• Sonuç bulunamadı

BÖLÜM 1: YENİ KAMU YÖNETİMİ

1.3. Yeni Kamu Yönetiminin Ortaya Çıkışı

1.3.4. Küreselleşme

Küreselleşme kavramı, son dönemlerin üzerinde en çok tartışılan ve hakkında farklı görüşlerin ortaya konduğu bir kavram olarak dikkatleri çekmektedir. Başlangıç dönemi olarak üzerinde bir uzlaşı bulunmamakla birlikte 20. yüzyılın sonlarında popüler bir kavram olarak kullanılan, gerek akademik düzeyde verilen eğitimlerin gerekse araştırma

enstitüleri gibi kuruluşların odağı haline gelen küreselleşmenin (Scholte, 2004: 102) genel olarak ekonomik, politik ve kültürel boyutta ele alındığı görülmektedir (Ramsaran ve Price, 2003).

Giddens küreselleşmeyi zaman ve mekânsal olarak birbirlerinden oldukça çok uzakta gelişen olayların yerel oluşumları biçimlendirebilmesi ve bu yolla birbirleri ile ilişkili olan dünya ölçeğindeki toplumsal ilişkilerin giderek yoğunlaşması olarak tanımlamaktadır (Giddens, 2004). Steger’a göre küreselleşme, “dünya ölçeğindeki toplumsal karşılıklı bağımlılıkları ve mübadeleleri meydana getiren, çoğaltan, yaygınlaştıran ve yoğunlaştıran toplumsal süreçlerin çok boyutlu kümesini ifade etmektedir” (Steger, 2004: 31).

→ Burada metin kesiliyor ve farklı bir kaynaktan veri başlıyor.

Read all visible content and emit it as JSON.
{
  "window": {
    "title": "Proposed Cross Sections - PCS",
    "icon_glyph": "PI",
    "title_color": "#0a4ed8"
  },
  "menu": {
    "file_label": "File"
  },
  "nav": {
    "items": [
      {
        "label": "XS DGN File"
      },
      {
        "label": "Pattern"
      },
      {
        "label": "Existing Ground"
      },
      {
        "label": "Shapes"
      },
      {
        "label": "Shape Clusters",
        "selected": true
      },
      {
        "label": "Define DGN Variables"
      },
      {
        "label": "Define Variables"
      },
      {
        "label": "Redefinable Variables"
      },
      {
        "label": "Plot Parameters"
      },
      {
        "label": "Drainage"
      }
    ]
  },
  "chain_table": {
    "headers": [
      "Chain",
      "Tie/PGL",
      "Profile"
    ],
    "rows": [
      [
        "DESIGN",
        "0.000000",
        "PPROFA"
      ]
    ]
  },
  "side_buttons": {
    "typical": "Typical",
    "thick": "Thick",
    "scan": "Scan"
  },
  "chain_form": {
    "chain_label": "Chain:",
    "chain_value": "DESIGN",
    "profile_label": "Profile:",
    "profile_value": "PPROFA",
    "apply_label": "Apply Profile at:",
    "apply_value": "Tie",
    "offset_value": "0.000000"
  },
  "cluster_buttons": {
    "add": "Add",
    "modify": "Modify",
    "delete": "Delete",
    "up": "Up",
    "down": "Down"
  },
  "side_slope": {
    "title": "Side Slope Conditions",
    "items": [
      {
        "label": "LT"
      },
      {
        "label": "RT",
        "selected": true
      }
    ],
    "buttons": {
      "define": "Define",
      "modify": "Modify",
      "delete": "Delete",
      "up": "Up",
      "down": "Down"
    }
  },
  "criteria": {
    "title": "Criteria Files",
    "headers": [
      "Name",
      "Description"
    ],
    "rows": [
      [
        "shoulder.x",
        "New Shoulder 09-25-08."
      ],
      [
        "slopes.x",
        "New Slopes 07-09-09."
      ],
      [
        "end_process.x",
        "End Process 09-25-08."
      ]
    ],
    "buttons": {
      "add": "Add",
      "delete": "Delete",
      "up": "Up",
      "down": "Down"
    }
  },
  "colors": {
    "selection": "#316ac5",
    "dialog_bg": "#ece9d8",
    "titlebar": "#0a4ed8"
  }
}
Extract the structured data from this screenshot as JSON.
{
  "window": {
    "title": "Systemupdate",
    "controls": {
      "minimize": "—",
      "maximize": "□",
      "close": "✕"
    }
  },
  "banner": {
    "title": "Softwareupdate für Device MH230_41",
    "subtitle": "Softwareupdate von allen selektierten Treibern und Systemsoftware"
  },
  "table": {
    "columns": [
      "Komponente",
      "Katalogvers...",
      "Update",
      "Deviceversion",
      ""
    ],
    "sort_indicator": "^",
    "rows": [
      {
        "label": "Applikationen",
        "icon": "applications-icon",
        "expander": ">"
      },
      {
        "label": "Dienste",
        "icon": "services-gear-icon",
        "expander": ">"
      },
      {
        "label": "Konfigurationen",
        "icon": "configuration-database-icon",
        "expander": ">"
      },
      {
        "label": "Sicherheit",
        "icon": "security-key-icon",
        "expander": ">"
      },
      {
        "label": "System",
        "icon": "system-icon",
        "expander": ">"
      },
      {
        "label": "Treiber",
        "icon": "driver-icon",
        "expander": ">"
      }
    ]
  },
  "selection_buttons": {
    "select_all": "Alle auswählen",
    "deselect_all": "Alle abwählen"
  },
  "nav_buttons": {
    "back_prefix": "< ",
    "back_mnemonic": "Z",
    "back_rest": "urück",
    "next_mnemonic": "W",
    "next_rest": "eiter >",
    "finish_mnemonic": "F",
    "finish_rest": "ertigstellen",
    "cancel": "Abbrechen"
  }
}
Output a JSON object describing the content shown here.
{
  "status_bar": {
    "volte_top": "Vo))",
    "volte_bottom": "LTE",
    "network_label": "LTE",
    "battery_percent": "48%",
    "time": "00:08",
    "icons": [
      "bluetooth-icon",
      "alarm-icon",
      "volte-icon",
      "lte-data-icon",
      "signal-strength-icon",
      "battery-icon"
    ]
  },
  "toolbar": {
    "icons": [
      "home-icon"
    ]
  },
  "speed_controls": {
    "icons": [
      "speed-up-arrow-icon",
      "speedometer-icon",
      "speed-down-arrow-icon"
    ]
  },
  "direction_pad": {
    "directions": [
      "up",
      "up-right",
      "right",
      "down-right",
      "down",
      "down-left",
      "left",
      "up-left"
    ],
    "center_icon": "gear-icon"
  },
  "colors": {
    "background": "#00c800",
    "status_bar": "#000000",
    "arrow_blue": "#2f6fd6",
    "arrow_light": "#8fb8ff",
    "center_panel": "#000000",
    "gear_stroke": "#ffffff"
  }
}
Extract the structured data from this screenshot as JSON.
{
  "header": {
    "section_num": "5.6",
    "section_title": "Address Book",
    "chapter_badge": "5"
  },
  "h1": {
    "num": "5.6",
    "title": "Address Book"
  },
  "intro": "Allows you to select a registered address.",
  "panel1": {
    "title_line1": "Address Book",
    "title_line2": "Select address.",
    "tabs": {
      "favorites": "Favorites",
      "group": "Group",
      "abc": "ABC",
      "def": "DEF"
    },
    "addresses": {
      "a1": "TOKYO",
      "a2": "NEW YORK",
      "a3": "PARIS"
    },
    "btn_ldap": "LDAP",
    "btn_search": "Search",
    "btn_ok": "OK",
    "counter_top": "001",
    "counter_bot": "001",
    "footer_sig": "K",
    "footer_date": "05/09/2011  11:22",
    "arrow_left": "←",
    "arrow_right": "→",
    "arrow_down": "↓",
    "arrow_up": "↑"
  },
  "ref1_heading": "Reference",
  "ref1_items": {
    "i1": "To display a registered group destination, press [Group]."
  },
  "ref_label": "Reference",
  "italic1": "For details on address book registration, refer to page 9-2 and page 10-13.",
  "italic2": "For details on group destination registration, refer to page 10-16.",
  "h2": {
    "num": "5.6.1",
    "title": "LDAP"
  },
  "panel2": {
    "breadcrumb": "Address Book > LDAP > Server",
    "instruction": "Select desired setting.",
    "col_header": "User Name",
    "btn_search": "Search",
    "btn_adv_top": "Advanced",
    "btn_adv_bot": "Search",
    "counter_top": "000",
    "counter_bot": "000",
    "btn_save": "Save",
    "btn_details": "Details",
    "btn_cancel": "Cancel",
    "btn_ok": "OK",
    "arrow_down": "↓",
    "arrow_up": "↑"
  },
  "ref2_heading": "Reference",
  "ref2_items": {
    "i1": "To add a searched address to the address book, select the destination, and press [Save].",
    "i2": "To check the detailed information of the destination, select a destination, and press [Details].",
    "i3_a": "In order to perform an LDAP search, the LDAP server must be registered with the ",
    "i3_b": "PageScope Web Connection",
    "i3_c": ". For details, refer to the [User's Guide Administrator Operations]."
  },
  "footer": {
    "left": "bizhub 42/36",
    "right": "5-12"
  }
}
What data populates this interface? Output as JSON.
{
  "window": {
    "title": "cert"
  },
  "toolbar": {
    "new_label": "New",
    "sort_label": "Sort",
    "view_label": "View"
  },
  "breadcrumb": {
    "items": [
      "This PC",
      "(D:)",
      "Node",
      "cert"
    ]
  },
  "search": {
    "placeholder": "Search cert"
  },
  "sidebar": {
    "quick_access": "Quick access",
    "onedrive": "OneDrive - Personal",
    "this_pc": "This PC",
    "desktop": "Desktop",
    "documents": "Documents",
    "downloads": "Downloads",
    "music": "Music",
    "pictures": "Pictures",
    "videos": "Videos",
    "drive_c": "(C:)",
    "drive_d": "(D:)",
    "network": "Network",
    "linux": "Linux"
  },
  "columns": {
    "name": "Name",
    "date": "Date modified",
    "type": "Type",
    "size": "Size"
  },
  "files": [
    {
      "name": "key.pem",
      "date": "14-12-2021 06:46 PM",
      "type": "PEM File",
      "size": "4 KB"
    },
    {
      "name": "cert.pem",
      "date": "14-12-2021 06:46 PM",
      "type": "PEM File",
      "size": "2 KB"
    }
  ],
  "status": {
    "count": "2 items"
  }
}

Küreselleşme kavramı, bazıları için yeni bir barış ve demokratikleşme çağını açacak uluslararası sivil toplum vaadini çağrıştırmakta; bazıları içinse tehditkâr bir biçimde Amerika’nın ekonomik ve siyasal egemenliğini, bunun kültürel sonucu olarak da türdeşleşmiş bir dünyayı akla getirmektedir (Berger, 2003: 10). Diğer taraftan küreselleşme, ekonomik alanla sınırlı kalmamakta, kültürel küreselleşme toplumsal ve siyasal yaşamda farklı etkiler yaratmasına ve farklı sonuçlar doğurmasına karşın, ekonomik küreselleşmeyle el ele yürümektedir (Özbudun ve Keyman, 2003: 310). Robertson küreselleşmeyi en genel anlamda hem tikelciliğin evrenselleştirilmesini hem de evrenselciliğin tikelleştirilmesini içeren ikili sürecin kurumsallaşma biçimi olarak düşünebileceğimizi vurgulamakta; her çağdaş küreselleşme tartışmasının analitik açıdan dört temel gönderme noktasının olduğunu savunmaktadır: Ulusal toplumlar, bireyler, dünya toplumları sistemi ve insanlık. Yazarın bu ayrımlar dizisini oluşturmasına neden olan genel sav, küreselleşmenin giderek dünya sisteminden daha ziyade küresel insanlık durumunun bu dört unsurunun temalaştırılmasını içerdiği yollu savdır (Robertson, 1999: 109).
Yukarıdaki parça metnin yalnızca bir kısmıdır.